There are definitely many reasons that contributed to the addition of RDFa into Drupal 7. The first comes from the Drupal project lead, Dries Buytaert, who is passionate about the web and open source. Secondly, the growing Drupal community is very web savvy and includes many experts from different backgrounds in accessilibity, CSS, HTML, security etc. As a result, every release of Drupal includes many latest standards. The community meets twice a year at conferences (DrupalCons), thes events play a great role in hashing out what technologies or designs will be incorporated into the next version of Drupal. Because of the flexibility of its internal architecture, Drupal is able to keep up with the latest web standards. Content in Drupal is very structured and provides site administrators with a user interface to build the site structure they want, using entity types, content types, fields and taxonomies for categorization. When it comes to other CMSs, Joomla!’s community appears to be more fragmented with a core software that is not as extensible as Drupal and WordPress is more of a blogging platform, so turning it into a full blown CMS can be challenging. Both WordPress and Joomla! are in fact adapting the concept of Drupal’s Content Construction Kit (CCK) to their software but they have not yet reached the same level of maturity as Drupal.

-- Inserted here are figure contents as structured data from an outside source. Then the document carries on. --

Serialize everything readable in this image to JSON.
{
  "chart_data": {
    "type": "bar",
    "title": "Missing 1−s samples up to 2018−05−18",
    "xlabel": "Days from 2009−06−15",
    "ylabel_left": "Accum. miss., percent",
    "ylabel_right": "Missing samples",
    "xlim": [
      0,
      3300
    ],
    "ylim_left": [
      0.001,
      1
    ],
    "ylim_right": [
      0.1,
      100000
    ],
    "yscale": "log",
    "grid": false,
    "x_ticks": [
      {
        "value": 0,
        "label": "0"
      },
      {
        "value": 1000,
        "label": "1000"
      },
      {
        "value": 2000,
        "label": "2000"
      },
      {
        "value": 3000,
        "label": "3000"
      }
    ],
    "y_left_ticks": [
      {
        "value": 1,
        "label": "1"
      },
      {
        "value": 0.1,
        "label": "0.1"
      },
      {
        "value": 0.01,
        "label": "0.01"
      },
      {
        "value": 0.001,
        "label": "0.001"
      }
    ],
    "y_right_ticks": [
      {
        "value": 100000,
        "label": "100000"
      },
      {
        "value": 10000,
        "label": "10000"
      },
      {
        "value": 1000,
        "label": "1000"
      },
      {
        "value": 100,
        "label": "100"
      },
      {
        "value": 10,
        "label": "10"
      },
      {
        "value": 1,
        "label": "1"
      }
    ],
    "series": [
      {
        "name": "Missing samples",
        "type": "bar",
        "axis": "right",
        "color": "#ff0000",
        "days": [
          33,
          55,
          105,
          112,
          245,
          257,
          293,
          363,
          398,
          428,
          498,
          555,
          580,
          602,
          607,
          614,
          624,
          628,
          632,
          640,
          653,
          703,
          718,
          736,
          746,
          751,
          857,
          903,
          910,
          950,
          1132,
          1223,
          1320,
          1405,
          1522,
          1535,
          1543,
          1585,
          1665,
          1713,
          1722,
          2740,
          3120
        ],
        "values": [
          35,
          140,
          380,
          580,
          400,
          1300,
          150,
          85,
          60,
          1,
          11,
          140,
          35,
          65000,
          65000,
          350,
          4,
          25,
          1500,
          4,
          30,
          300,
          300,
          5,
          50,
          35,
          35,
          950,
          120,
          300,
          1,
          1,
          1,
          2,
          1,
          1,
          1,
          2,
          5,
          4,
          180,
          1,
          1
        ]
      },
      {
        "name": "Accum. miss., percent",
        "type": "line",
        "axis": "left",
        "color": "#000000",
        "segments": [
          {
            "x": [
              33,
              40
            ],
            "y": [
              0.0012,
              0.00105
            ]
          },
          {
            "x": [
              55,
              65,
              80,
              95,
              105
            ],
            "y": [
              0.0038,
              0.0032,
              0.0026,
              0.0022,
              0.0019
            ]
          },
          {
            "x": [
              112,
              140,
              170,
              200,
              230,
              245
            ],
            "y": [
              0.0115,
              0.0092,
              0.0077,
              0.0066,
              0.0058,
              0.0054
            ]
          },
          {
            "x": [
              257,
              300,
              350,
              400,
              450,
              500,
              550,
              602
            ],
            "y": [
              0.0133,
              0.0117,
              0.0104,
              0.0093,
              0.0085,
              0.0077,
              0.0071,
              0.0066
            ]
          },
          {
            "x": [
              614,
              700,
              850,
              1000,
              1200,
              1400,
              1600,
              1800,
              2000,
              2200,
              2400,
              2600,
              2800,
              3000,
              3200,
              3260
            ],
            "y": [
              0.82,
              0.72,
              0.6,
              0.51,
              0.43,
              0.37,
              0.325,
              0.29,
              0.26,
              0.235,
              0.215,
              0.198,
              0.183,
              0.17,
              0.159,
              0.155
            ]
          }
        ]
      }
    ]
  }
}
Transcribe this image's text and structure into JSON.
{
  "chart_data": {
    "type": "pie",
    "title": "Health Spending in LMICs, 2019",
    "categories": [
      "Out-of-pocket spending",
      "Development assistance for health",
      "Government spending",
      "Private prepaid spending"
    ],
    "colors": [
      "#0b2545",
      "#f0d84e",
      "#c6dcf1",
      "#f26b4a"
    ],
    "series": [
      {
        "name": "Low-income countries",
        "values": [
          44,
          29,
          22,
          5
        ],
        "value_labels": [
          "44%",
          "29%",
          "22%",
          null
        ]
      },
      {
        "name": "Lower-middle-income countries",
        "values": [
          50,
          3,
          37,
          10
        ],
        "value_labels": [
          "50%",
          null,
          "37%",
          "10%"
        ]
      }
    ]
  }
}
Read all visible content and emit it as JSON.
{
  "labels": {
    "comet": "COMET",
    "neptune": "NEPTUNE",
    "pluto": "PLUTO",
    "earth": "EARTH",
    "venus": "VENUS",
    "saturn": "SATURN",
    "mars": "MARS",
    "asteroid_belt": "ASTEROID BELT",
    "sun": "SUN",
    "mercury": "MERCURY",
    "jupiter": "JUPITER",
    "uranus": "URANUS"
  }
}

A common objection to the adoption of Semantic Web technologies is that the learning curve is steep and that it is too complicated for many web developers to get into it. How can Drupal 7 change that? Which features accessible for the average web site operator will it offer?
Semantic Web technologies don’t have to be complicated when applied to simple use cases! We purposely chose only of a subset of semantic web technologies to integrate into the core of Drupal, keeping the learning curve for the Drupal developers and users as low as possible. The main technology is RDFa which includes the notions of vocabularies (a schema, or collection of attributes) as well as Compact URIs (CURIEs) which make the authoring of RDFa easier. In fact, some web developers might have come across these notions before when working with Dublin Core in the meta tags as such dc:title or dc:date.
Which benefits will web site owners get when they switch to a semantics enabled Drupal 7?
Google and Bing increasingly rely on machine-readable structured data from the websites that they crawl. The design of Drupal 7 embeds semantic meta data that makes machine-to-machine (M2M) search native for a Drupal 7 website. RDFa can add value by giving search engines more details such as the latitude and longitude of a venue for display on a map; or providing the ISO date format for localization and proper display in the search results for different countries.
What are your hopes regarding the development of other applications that either provide or consume data from D7 sites? Which improvements of standards, best practices or (lightweight) ontologies in the Semantic Web community would you like to see?
Services like Sig.ma are already able to collect semantic data from different sources and display it in new ways in the form of mash-ups. Eventually, these services that consume semantic data will not be just Drupal specific, as more platforms jump on the semantic web band wagon. What I hope to see as improvements or best practices in the future are more well-maintained vocabularies. Many of the existing vocabularies are over engineered, some fail to de-reference properly. Their is also some work to be done in order to improve the tooling made available to web developers as well as introducing the simple concepts of Linked Data to web developers via easy to read documentation.
Thank you for this interview, Stéphane!